Sitting in silence, on a cushion, crossed-legged, straight-spined and still. A bit of a nightmare, right?
I introduced a group of women to mindfulness recently. After a short taster I asked for their reflection. No volunteers. Finally someone uttered that it was good. Another faint voice followed with a hesitant “relaxing” comment. Many stayed quiet, probably disappointed and too polite to say, that the bliss they expected never arrived. Was it just me who spent the “mindful” moments fixated on my sore buttocks, obsessing about tomorrow’s meeting at work and fighting the urge to play with my hair?
For many of us, even those past their 4th birthday, it is hard to achieve comfortable stillness, whether physical or mental. ADHD might make this glorious state seem especially remote: we tune into ourselves in hope for tranquility only to have the unsettling chaos and overwhelming noise we are so desperate to escape brought to the centre of our consciousness. It is justified to question one’s sanity following such attempts!
What is mindfulness?
There has been a buzz around mindfulness and for a good reason, too. Numerous studies confirm what has been known for centuries: frequent mindfulness practice, while not a magic pill, supports well-being and ultimately mental health. Folks with ADHD and other challenges should pay attention, therefore (pun very much intended): mindfulness might help you with focus, impulse control, low mood, anxiety, to name just a few areas of our common and oh-so-frequently-fought battles.

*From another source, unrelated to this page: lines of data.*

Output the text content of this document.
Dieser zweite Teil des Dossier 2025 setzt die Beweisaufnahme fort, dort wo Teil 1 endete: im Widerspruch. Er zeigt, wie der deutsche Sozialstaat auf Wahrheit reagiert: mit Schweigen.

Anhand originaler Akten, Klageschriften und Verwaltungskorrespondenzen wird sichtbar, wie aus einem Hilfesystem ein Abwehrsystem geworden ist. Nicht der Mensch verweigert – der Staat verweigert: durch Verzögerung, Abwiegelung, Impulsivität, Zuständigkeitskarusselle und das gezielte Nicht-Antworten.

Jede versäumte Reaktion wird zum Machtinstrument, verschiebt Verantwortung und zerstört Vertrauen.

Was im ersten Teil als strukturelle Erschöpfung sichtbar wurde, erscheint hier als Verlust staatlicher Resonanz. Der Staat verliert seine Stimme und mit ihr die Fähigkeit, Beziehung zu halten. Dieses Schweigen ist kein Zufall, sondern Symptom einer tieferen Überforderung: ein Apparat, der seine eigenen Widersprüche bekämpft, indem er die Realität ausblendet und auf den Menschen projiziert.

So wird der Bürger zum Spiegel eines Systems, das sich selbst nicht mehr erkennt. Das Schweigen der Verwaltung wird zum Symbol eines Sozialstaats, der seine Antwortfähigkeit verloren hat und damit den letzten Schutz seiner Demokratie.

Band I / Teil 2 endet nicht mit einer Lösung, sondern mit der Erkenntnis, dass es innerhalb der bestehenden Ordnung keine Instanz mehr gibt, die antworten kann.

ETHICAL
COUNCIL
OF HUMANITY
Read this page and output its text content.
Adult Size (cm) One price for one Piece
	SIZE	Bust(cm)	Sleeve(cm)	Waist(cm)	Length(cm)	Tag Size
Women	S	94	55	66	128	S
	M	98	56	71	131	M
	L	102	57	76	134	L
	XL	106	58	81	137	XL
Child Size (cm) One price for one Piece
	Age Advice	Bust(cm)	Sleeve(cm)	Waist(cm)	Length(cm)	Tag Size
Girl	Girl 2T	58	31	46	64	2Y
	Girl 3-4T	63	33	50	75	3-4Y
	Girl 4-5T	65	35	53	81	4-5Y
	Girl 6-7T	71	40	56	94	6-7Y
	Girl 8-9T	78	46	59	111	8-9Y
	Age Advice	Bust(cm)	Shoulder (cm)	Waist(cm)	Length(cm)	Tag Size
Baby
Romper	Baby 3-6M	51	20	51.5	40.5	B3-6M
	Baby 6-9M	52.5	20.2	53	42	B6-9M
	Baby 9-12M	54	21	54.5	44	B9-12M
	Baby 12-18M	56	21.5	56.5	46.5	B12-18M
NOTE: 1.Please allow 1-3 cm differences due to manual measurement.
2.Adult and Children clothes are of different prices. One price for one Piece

One catch is that it can only work when actually practiced, ideally every day (sorry). More like a change of lifestyle rather than a two-week crash diet, is what I’m talking about. Even if mindfulness sometimes brings into consciousness things what we’d rather push far, far away, it definitely nudges us to be present with the wholesomeness of life. In mindfulness we also train the mind to suspend judgment, and, oh boy, is it a skill that can make the world a better place. We exercise self-kindness and acceptance of the momentarily status-quo: much of what is already is, so you might as well, hm, recognise that in this moment this really is, regardless of whether you like it or not…? Makes some sense, tell me it doesn’t. Last, but definitely not least, we practice gratitude for all the daily greatness we overlook. It’s an instant mood booster, go ahead and test it out!
So what do I do?
You likely have figured out where I’m going with this – and you don’t have to sit still to practice. It really is ok if you find it hard, I hope you know that. Mindful living means a lot of things, including enjoying the smell, taste and textures of your ice-cream. Racing on your bike through a fragrant forest, diving into wild ocean waves, enjoying the softness of your paintbrush as it smears colours on the page and singing your lungs out in the shower – as long as you’re present with your activity. It doesn’t mean being free of thoughts either, you are already being mindful when you notice whatever fills your mind.
Here is one way you can be mindful while active, step by step, so to speak:
- Starting to walk at a comfortable pace (or running if you feel particularly energetic – we’re noticing our body’s needs and honouring them). You can walk around your room, on a picturesque beach, in an overpriced fitness outfit or sweat pants. Take a pick and off you go.
- Taking a few deep, conscious breaths. Let the air fill your lungs. Exhale fully.
- Noticing the sensations in your body, whatever draws your attention. (If something distracts you notice that and gently come back to the body).
- Noticing your thoughts. If judgment appears, and it likely will, just noticing it is enough, and letting it pass – a thought is no more than a temporary event. Apply self-kindness to whatever you notice.
- Consciously shifting attention outwards. Noticing your surroundings and allowing yourself time to take in the view, the smell, the sounds. There is no need to strive towards a specific experience.
- Bringing your attention back to your awesome body (yeah, pretty awesome). It can be the breath in your chest or nostrils. Your feet as they hit the ground, thigh muscles, shoulders or whatever body part that attracts your attention.
And that’s it. See what happens when you make your practice longer or shorter. Check it out on different days and different times as your experience will likely vary. Play and experiment, adjust and make it yours.
A word of caution if you are a trauma survivor: if you find paying attention to anything specific triggering, redirect your attention away and towards neutral stimuli. You can greatly benefit from mindfulness, just be sure that you have a skilled mindfulness teacher to guide you.
Mindful is the new cool, let’s go and live here now.